Even more to the point, I think any kind of creative writing is just damned difficult. My wife is an author, with over 20 published books to her name, but it’s not something she simply delivers into a dictation machine as a highly polished end product – she works damned hard, sometimes agonising over sentences, characters or plot points to make everything work in the best, most believable way.
Maybe I should make it very clear at this point that it’s probably just me that finds sketch writing really difficult…! Yes, it’s all about me me me. Well, it is my blog piece this week! In my time I have written many essays, way too many emails, a terrible dissertation or two at university, and tried to make them all as well-written as possible – but writing a comedy sketch is pretty daunting! It’s early days for me, and I hope that with time I will be able to produce more and better sketches, at a faster rate. But right now, it’s a challenge to keep up with my TDS colleagues, whose volume, and quality of output, frankly terrifies me.
How do I write? Well I’ve tried different methods. The method which has proved most successful for me so far is to free-write for 15 minutes. This is effectively a stream of thought-processes put onto the page in my terrible handwriting (I can’t touch-type, alas) with no punctuation; then, after 15 minutes, I go back through what I have written, decipher it (!) and formulate a sketch from those notes. I have to be in the right frame of mind for free-writing to work, and I have to have given some kind of thought to the sketch in advance, but if you were to write continuously for 15 minutes without stopping, you’d discover that you have more time than you might think to gather your thoughts on the page! Without stopping!

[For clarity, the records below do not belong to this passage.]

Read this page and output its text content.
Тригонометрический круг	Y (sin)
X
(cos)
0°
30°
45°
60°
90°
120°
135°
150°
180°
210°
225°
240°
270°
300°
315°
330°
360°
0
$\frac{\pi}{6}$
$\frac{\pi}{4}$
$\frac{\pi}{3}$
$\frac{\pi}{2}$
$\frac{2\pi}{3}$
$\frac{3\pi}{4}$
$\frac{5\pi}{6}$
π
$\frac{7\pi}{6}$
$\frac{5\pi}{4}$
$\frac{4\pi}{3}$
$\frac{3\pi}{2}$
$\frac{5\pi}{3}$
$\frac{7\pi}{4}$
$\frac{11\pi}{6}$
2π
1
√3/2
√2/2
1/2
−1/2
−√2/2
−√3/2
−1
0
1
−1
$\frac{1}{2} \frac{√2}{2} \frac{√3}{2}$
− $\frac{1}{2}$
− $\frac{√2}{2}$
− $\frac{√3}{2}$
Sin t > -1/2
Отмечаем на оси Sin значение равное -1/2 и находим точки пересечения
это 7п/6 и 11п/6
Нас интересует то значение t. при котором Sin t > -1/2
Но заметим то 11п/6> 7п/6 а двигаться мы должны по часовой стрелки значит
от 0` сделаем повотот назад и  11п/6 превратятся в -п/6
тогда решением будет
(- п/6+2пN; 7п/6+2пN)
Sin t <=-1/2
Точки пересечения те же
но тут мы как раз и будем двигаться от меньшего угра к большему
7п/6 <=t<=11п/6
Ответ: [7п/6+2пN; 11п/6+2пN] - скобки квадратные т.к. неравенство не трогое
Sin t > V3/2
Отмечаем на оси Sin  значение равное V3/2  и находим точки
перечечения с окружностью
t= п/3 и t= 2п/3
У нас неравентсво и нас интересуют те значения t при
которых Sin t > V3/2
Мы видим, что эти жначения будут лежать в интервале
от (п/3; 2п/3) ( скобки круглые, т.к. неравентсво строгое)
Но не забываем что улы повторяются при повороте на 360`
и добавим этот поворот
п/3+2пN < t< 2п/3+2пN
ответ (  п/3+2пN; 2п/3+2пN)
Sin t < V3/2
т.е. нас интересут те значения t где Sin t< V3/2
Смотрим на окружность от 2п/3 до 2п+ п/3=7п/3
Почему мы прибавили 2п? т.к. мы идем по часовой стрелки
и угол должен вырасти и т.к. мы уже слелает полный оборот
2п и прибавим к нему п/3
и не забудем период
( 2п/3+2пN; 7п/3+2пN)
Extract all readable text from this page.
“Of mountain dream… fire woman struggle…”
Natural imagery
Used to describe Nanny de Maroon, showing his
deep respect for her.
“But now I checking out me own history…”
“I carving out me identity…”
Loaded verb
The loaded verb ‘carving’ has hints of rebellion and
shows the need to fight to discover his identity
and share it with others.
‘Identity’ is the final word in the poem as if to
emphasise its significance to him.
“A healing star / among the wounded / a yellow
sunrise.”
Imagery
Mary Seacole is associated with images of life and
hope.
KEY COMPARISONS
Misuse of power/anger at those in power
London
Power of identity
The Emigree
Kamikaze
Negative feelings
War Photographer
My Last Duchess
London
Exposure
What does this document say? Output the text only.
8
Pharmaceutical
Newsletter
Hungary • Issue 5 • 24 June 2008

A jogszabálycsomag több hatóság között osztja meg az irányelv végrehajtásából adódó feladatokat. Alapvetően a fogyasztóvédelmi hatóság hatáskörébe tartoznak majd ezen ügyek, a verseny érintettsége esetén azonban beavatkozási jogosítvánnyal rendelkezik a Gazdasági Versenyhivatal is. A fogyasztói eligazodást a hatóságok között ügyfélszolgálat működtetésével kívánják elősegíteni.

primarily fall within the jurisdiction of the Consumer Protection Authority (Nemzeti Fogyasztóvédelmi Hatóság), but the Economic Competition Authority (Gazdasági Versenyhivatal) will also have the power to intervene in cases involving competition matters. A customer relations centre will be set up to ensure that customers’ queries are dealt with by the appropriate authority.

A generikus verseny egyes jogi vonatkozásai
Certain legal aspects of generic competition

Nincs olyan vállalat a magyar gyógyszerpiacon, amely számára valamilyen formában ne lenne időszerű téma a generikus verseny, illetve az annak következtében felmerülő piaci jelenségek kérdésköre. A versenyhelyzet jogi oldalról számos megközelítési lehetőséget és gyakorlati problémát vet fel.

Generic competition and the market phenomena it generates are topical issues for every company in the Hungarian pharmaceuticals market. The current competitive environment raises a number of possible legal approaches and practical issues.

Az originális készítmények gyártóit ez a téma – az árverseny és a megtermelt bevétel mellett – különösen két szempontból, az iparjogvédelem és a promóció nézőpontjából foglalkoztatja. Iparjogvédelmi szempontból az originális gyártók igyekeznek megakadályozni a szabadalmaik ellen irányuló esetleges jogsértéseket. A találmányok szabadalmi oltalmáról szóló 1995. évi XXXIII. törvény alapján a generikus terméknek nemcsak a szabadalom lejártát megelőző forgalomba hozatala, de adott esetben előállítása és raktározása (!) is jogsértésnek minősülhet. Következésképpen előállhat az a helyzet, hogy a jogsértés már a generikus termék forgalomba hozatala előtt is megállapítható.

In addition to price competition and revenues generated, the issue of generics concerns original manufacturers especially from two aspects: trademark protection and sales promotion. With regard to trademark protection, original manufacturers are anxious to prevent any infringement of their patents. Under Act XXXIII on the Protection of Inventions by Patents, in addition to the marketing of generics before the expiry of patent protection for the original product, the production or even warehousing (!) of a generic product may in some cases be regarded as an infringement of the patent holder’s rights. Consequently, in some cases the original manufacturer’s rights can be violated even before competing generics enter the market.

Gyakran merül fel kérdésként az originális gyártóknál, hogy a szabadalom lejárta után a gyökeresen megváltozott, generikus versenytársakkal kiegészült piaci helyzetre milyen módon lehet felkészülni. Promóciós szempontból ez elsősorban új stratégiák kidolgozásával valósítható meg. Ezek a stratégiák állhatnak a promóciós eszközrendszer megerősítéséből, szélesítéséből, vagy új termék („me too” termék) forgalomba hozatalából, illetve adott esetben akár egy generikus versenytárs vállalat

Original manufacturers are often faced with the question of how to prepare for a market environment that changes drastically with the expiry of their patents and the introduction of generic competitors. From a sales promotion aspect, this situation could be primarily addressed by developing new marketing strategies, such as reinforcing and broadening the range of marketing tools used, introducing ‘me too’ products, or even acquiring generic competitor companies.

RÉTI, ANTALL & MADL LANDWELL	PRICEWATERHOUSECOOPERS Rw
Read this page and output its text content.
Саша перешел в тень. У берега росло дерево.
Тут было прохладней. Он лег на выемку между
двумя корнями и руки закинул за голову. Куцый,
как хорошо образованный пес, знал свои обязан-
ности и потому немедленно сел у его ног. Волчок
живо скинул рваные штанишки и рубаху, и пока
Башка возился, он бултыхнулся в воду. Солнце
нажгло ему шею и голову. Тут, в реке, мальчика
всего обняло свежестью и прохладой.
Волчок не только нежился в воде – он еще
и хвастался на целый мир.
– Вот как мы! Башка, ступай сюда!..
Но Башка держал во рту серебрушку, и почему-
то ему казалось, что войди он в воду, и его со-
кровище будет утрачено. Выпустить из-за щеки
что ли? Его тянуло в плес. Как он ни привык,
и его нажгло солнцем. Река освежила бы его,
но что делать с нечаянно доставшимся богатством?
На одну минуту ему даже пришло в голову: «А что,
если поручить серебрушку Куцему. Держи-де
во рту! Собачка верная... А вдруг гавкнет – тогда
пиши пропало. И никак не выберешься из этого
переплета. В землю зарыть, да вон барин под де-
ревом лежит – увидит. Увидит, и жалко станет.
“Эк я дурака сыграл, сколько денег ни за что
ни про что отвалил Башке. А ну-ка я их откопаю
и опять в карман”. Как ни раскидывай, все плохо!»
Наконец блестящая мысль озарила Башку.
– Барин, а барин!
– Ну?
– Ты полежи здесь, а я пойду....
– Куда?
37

Recently I have had a bit more time (thanks, Christmas holidays) to collaborate with some of my TDS chums on writing in a group session. We have always drawn inspiration from our improvisation sessions and shows, riffing ideas off each other, but taking this into a writing sphere has been quite different and really rewarding. The challenge for me is to find the time to be able to do more writing, by myself and in a group, and to stop finding excuses not to write. Needing sleep, for example. Sleep is for wimps! And for people without kids!
Finally, well, almost finally, some thoughts about character. Having a character in mind, partly- or fully-formed, while writing a sketch, is an important part of my approach. I think my sketches are better read aloud than read on the page – there’s an element that isn’t quite there on the pages of my script, and probably should be there, that helps lift the writing – and that’s the character(s).
Some great examples of this, where the characters add another dimension to the (already great) writing – and I am not suggesting that my writing is on a par with the great writers of these sketches – would be the Two Ronnies’ Four Candles sketch (written by Gerald Wiley aka Ronnie Barker), the Victoria Wood sketch Two Soups, and the Monty Python Argument sketch (written by John Cleese and Graham Chapman) – the difference between reading the scripts to yourself (try imagining that you had never seen the sketches before) and then watching them….there’s quite a difference there!
They are all favourites of mine, classic sketches, possibly too well-known now, but they got to be that way for a reason. Because they are that good. It’s a distant target for my own writing, but it’s definitely something to aim for!